You can't represent the world, you can only re-present it. That difference is profound. Our usual ideas about knowledge (what's technically called epistemology) exercise themselves with understanding how knowledge relates to the world. But a true materialist knows that it doesn't relate to or correspond with or represent the world, it's just some other part of the world, of matter. Epistemology is a myth, it's a field that shouldn't even exist. If I draw a picture of something, have I represented it in the sense of somehow accessing its deeper, underlying reality? No, I've just re-presented the object, in a new way, using paper and pencil. I've taken various characteristics of the object I'm drawing and folded them into the medium I'm re-presenting it with. There will be a link between my drawing and the object, but it's not a relationship of levels, where the representation exists in some other world, of truth or falsity. The link is all at the same level - that bit of the object there is re-presented with this line here, and that bit by this line here, etc.

Similarly if I use one of Newton's equations to calculate the acceleration of a brick dropped off a tower, have I shifted from the world into some metaphysical realm where I'm now dealing with the 'truth' of the world? Not at all, those equations are fully linked to the original world of the brick via the various instruments and calculation tools I use to determine the speed and acceleration. Try to 'apply' any theory without doing all of the practical work of setting up instruments which link or re-present the phenomenon and the equation.

That doesn't mean there is no such thing as knowledge.

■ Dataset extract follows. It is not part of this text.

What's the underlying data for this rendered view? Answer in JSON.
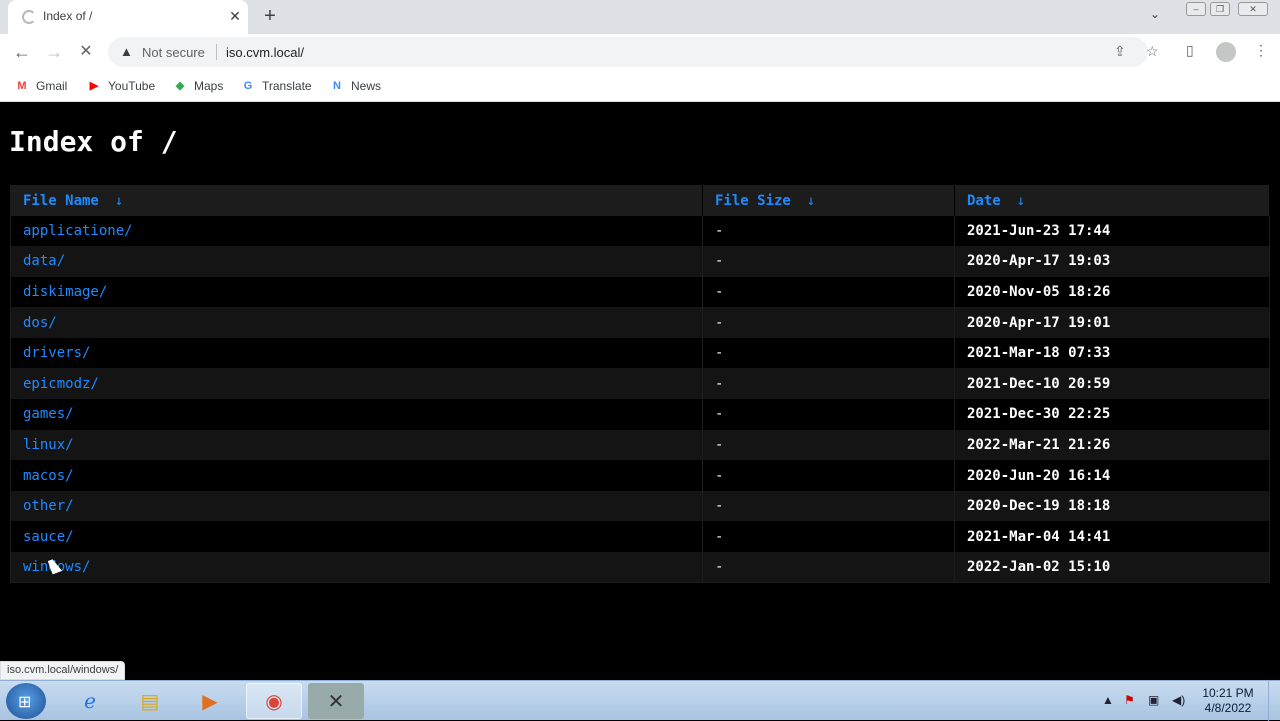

It's the relational thing again, it only means that knowledge is the expression of a set of relationships between things. It's not 'about' anything. If I chat to a person, then the words we exchange don't let me access the person as they 'really are' underneath all of those words, they set up a new relationship between me and them, via the medium of words. (And the words change both me and them, even if only subtly, as we exchange them, and we change the words too.) That lump of stuff which is the other person would respond differently if I used touch instead of words, or sang to them, or tried to bash them with a bit of 4x2 - I would get a different response with every different thing I did. I won't ever arrive at THE person, these things I'm doing don't all point to some single, underlying essence. Every lump of stuff is a set of always-changing relations, and every attempt I make to know it alters it yet again, setting up even more relations.

Einstein, telling today's materialists what he thinks of them.

This is all Einstein meant when he forced physicists to go back to the drawing board and take into account simple things like clocks and rulers in what they did. That's what 'relativity' meant, that you couldn't understand instruments as pointing to some reality, they helped to constitute the reality they proposed to study.

Leaving high falutin' science aside, this applies to you as a human being too. You are all just 'stuff'. There is no you up in your brain, separate to your brain, lording it over yourself and staring out at the world. The brain is just another lump of matter. Similarly you don't represent the world to yourself via your perceptions, perceptions are stuff to. They're physical things. This doesn't reduce you to your biology, as the traditional materialism would have you believe with its split between stuff and representations of stuff. Because stuff isn't just static lumps, matter is relational, always-changing and therefore alive. Every atom of it.